# WaveNet vocoder
[![PyPI](https://img.shields.io/pypi/v/wavenet_vocoder.svg)](https://pypi.python.org/pypi/wavenet_vocoder)
[![Build Status](https://travis-ci.org/r9y9/wavenet_vocoder.svg?branch=master)](https://travis-ci.org/r9y9/wavenet_vocoder)
[![Build status](https://ci.appveyor.com/api/projects/status/lvt9jtimtg0koxwj?svg=true)](https://ci.appveyor.com/project/r9y9/wavenet-vocoder)
The goal of the repository is to provide an implementation of the WaveNet vocoder, which can generate high quality raw speech samples conditioned on linguistic or acoustic features.
Audio samples are available at https://r9y9.github.io/wavenet_vocoder/.
## Online TTS demo
A notebook supposed to be executed on https://colab.research.google.com is available:
- [Tacotron2: WaveNet-based text-to-speech demo](https://colab.research.google.com/github/r9y9/Colaboratory/blob/master/Tacotron2_and_WaveNet_text_to_speech_demo.ipynb)
## Highlights
- Focus on local and global conditioning of WaveNet, which is essential for vocoder.

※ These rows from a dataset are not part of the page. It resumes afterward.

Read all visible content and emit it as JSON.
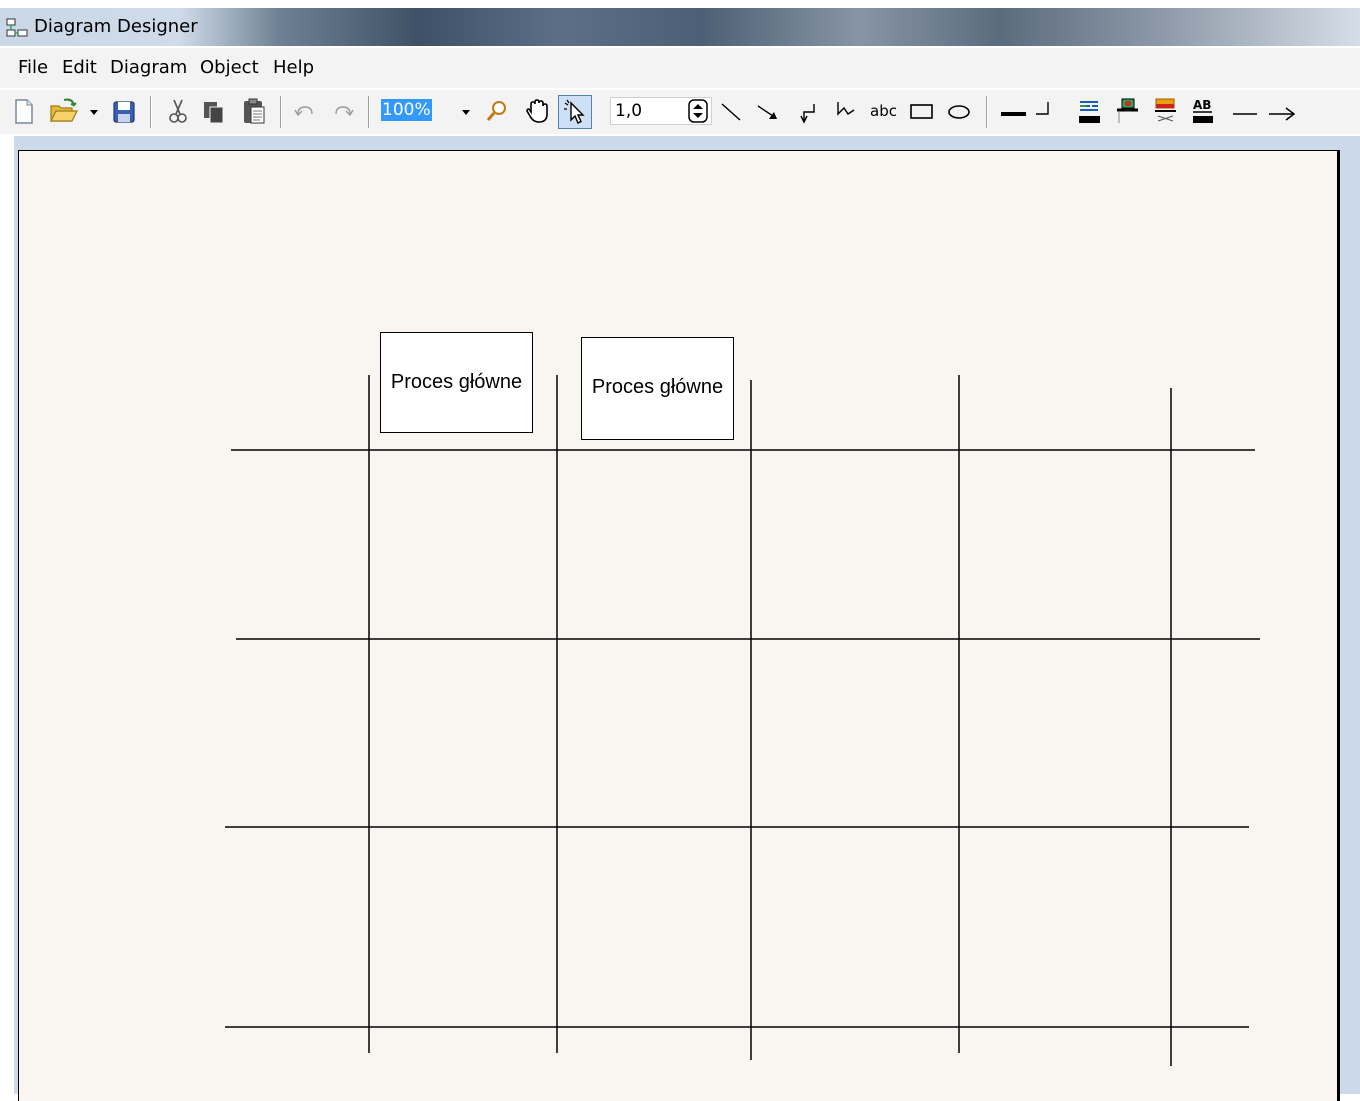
{
  "window": {
    "title": "Diagram Designer"
  },
  "menu": {
    "items": [
      "File",
      "Edit",
      "Diagram",
      "Object",
      "Help"
    ]
  },
  "toolbar": {
    "zoom_value": "100%",
    "line_width_value": "1,0",
    "text_tool_label": "abc",
    "buttons": [
      "new-icon",
      "open-icon",
      "open-dropdown-icon",
      "save-icon",
      "cut-icon",
      "copy-icon",
      "paste-icon",
      "undo-icon",
      "redo-icon",
      "zoom-icon",
      "pan-hand-icon",
      "select-pointer-icon",
      "line-tool-icon",
      "arrow-tool-icon",
      "elbow-connector-icon",
      "curve-connector-icon",
      "text-tool-icon",
      "rectangle-tool-icon",
      "ellipse-tool-icon",
      "line-style-icon",
      "line-corner-icon",
      "fill-color-icon",
      "line-color-icon",
      "shadow-color-icon",
      "text-color-icon",
      "plain-line-end-icon",
      "arrow-line-end-icon"
    ]
  },
  "diagram": {
    "shapes": [
      {
        "type": "process",
        "label": "Proces główne"
      },
      {
        "type": "process",
        "label": "Proces główne"
      }
    ],
    "grid": {
      "horizontal_lines": 4,
      "vertical_lines": 5
    }
  },
  "colors": {
    "page_background": "#f9f6f1",
    "workspace_background": "#ccd9ea",
    "selection_highlight": "#3399ff",
    "stroke": "#000000"
  }
}
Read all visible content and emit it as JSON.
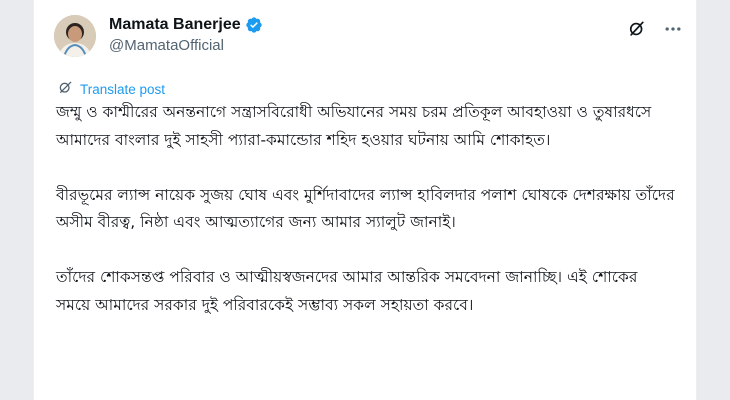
{
  "post": {
    "author": {
      "display_name": "Mamata Banerjee",
      "handle": "@MamataOfficial",
      "verified": true
    },
    "translate_label": "Translate post",
    "paragraphs": [
      "জম্মু ও কাশ্মীরের অনন্তনাগে সন্ত্রাসবিরোধী অভিযানের সময় চরম প্রতিকূল আবহাওয়া ও তুষারধসে আমাদের বাংলার দুই সাহসী প্যারা-কমান্ডোর শহিদ হওয়ার ঘটনায় আমি শোকাহত।",
      "বীরভূমের ল্যান্স নায়েক সুজয় ঘোষ এবং মুর্শিদাবাদের ল্যান্স হাবিলদার পলাশ ঘোষকে দেশরক্ষায় তাঁদের অসীম বীরত্ব, নিষ্ঠা এবং আত্মত্যাগের জন্য আমার স্যালুট জানাই।",
      "তাঁদের শোকসন্তপ্ত পরিবার ও আত্মীয়স্বজনদের আমার আন্তরিক সমবেদনা জানাচ্ছি। এই শোকের সময়ে আমাদের সরকার দুই পরিবারকেই সম্ভাব্য সকল সহায়তা করবে।"
    ]
  },
  "icons": {
    "verified": "verified-badge-icon",
    "grok": "grok-icon",
    "more": "more-options-icon",
    "translate": "translate-icon"
  },
  "colors": {
    "accent": "#1d9bf0",
    "text": "#0f1419",
    "secondary": "#536471"
  }
}
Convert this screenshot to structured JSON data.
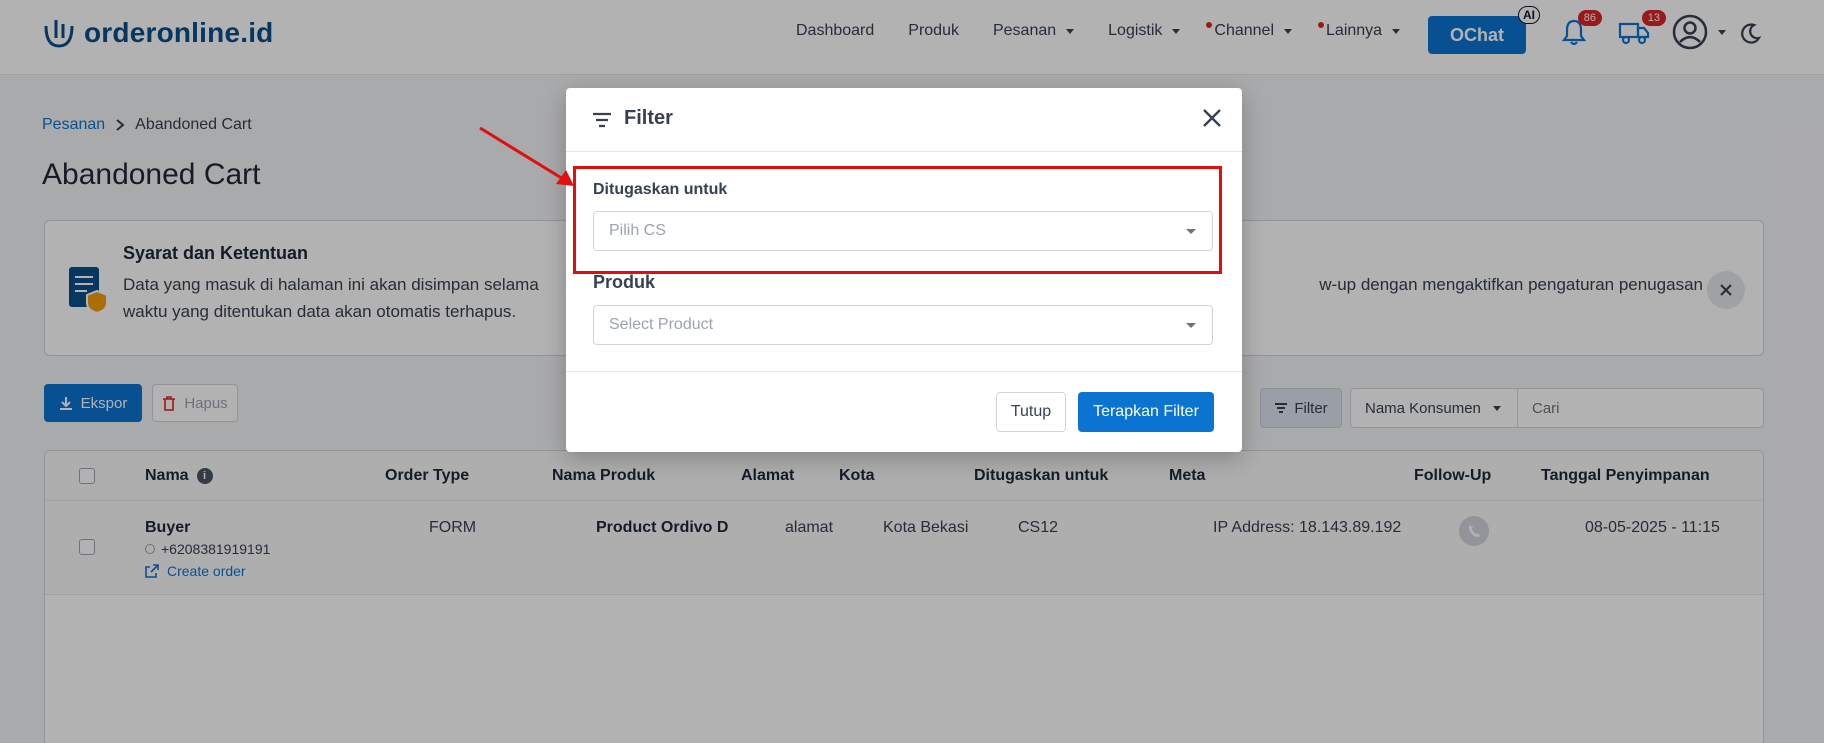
{
  "header": {
    "logo_text": "orderonline.id",
    "nav": [
      {
        "label": "Dashboard",
        "has_caret": false,
        "dot": false
      },
      {
        "label": "Produk",
        "has_caret": false,
        "dot": false
      },
      {
        "label": "Pesanan",
        "has_caret": true,
        "dot": false
      },
      {
        "label": "Logistik",
        "has_caret": true,
        "dot": false
      },
      {
        "label": "Channel",
        "has_caret": true,
        "dot": true
      },
      {
        "label": "Lainnya",
        "has_caret": true,
        "dot": true
      }
    ],
    "ochat_label": "OChat",
    "ai_badge": "AI",
    "notifications_count": "86",
    "shipping_count": "13"
  },
  "breadcrumb": {
    "parent": "Pesanan",
    "current": "Abandoned Cart"
  },
  "page_title": "Abandoned Cart",
  "notice": {
    "title": "Syarat dan Ketentuan",
    "text_line1_start": "Data yang masuk di halaman ini akan disimpan selama",
    "text_line1_end": "w-up dengan mengaktifkan pengaturan penugasan",
    "text_line2": "waktu yang ditentukan data akan otomatis terhapus."
  },
  "toolbar": {
    "ekspor_label": "Ekspor",
    "hapus_label": "Hapus",
    "filter_label": "Filter",
    "search_by": "Nama Konsumen",
    "search_placeholder": "Cari"
  },
  "table": {
    "headers": [
      "Nama",
      "Order Type",
      "Nama Produk",
      "Alamat",
      "Kota",
      "Ditugaskan untuk",
      "Meta",
      "Follow-Up",
      "Tanggal Penyimpanan"
    ],
    "rows": [
      {
        "name": "Buyer",
        "phone": "+6208381919191",
        "create_order": "Create order",
        "order_type": "FORM",
        "product": "Product Ordivo D",
        "address": "alamat",
        "city": "Kota Bekasi",
        "assigned": "CS12",
        "meta": "IP Address: 18.143.89.192",
        "date": "08-05-2025 - 11:15"
      }
    ]
  },
  "modal": {
    "title": "Filter",
    "field1_label": "Ditugaskan untuk",
    "field1_placeholder": "Pilih CS",
    "field2_label": "Produk",
    "field2_placeholder": "Select Product",
    "close_label": "Tutup",
    "apply_label": "Terapkan Filter"
  },
  "colors": {
    "primary": "#0b74d1",
    "annotation": "#e10f0f"
  }
}
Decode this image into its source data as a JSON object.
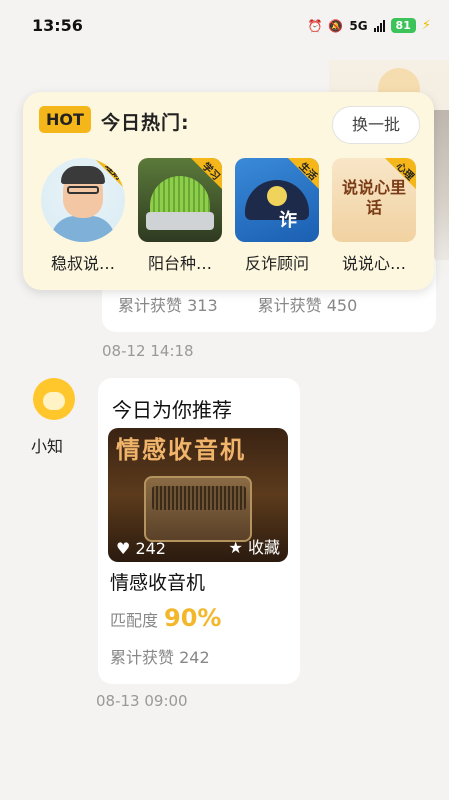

- Mixture of logistic distributions loss / sampling
- Various audio samples and pre-trained models
- Fast inference by caching intermediate states in convolutions. Similar to [arXiv:1611.09482](https://arxiv.org/abs/1611.09482)
## Pre-trained models
**Note**: This is not itself a text-to-speech (TTS) model. With a pre-trained model provided here, you can synthesize waveform given a *mel spectrogram*, not raw text. You will need mel-spectrogram prediction model (such as Tacotron2) to use the pre-trained models for TTS.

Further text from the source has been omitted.